Ce beau livre sur l’humiliation et l’impunité est aussi une méditation sensible sur l’enfance, le silence au sein des familles, l’opacité. L’opacité de tout, des êtres, de la vie, des relations humaines, des paysages. (« Et je ne sais par quel miracle nous avons fini par rejoindre sa maison, à quelques kilomètres de Nantes, au milieu d’une campagne tout à fait plane qui, on le devinait, au fil des kilomètres se muait en marais et finissait par se cogner à une mer que troublait la vase »).

Sans doute, les dernière pages sont-elles un peu faibles ( deux « sourdre » en deux pages p.218 et 219, une fin assez peu inspirée) mais qu’importe ! Comme les élèves fiévreux qui, pris par le sujet, ratent la conclusion de leur copie, Olivier Adam a donné auparavant le meilleur de lui-même qui n’est ni dans l’allégorie ni dans la parabole, ni dans le roman à thèse, mais dans une écriture limpide, sensible, pleine de vibrations pour ceux qui ploient sous le fardeau.

Je le dis, je le redis, Olivier Adam, que les germanopratins regardent toujours un peu de haut, est un immense romancier (« Les lisières » ; « Peine perdue »).
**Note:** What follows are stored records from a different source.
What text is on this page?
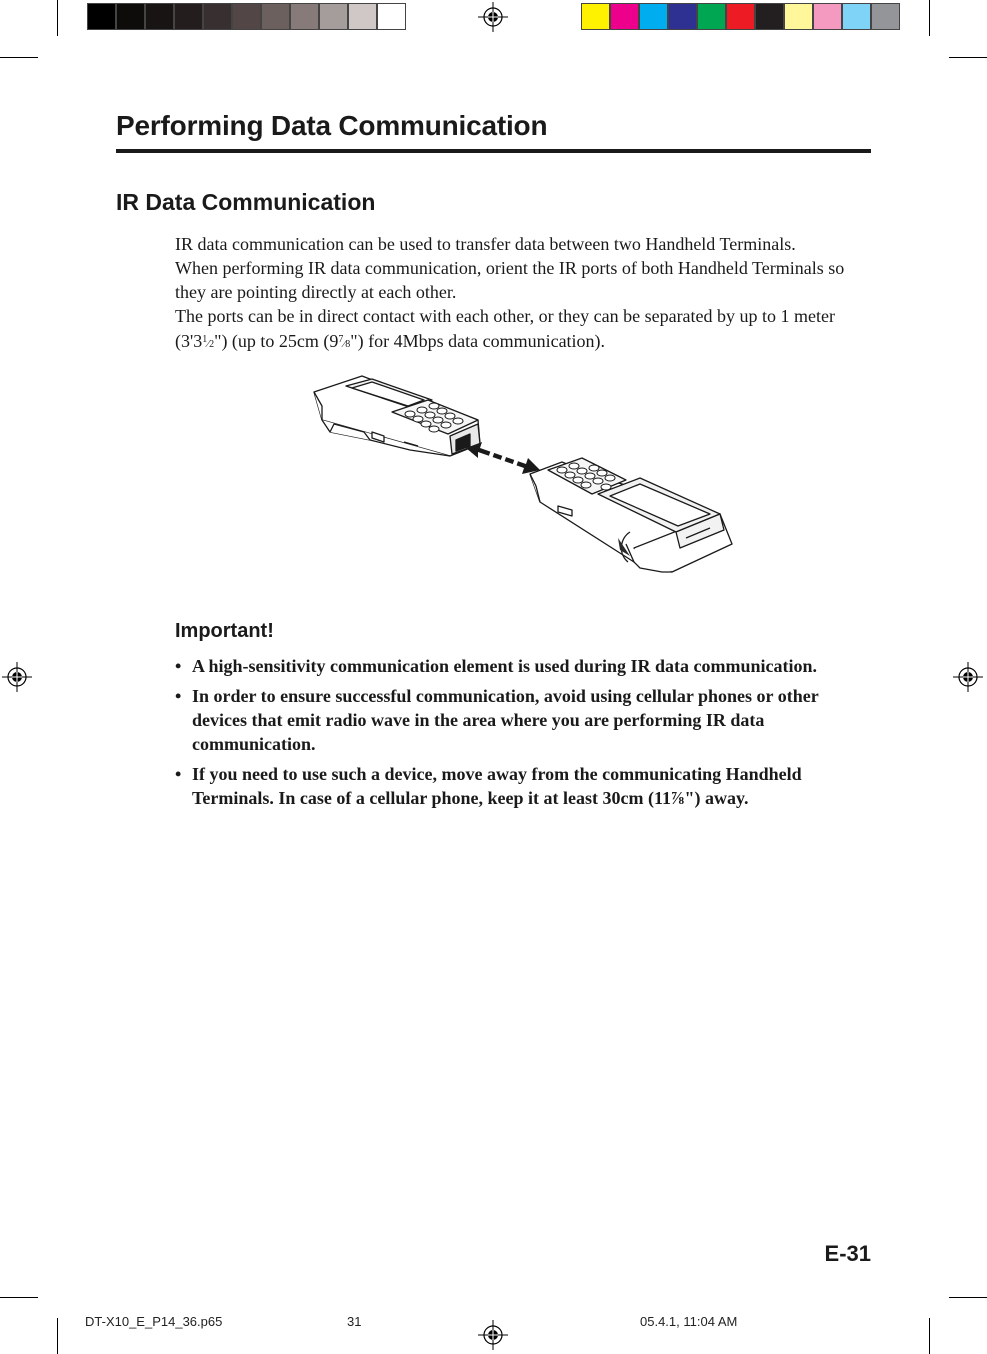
Performing Data Communication
IR Data Communication

IR data communication can be used to transfer data between two Handheld Terminals.

When performing IR data communication, orient the IR ports of both Handheld Terminals so they are pointing directly at each other.

The ports can be in direct contact with each other, or they can be separated by up to 1 meter $(3'3^1⁄2")$ (up to 25cm $(9^7⁄8")$ for 4Mbps data communication).

Important!
• A high-sensitivity communication element is used during IR data communication.
• In order to ensure successful communication, avoid using cellular phones or other devices that emit radio wave in the area where you are performing IR data communication.
• If you need to use such a device, move away from the communicating Handheld Terminals. In case of a cellular phone, keep it at least 30cm (11⅞") away.
E-31
DT-X10_E_P14_36.p65	31	05.4.1, 11:04 AM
Oui, immense ! Un Jules Vallès, un Louis Guilloux, un John Steinbeck. Comme eux, il donne de l’épaisseur aux invisibles et les restitue à la littérature comme on se jette à l’eau pour sauver qui se noie. Les sauver de l’oubli, les protéger de l’indifférence, du racisme social et du mépris.  Son genre, c’est la parousie des éclopés. L’écrivain des « petits blancs ». Mais qui serait resté aimant et humaniste. Ce type est un miracle.

 

 

  

Commentaires

les lisières la renverse... quel bonheur !!!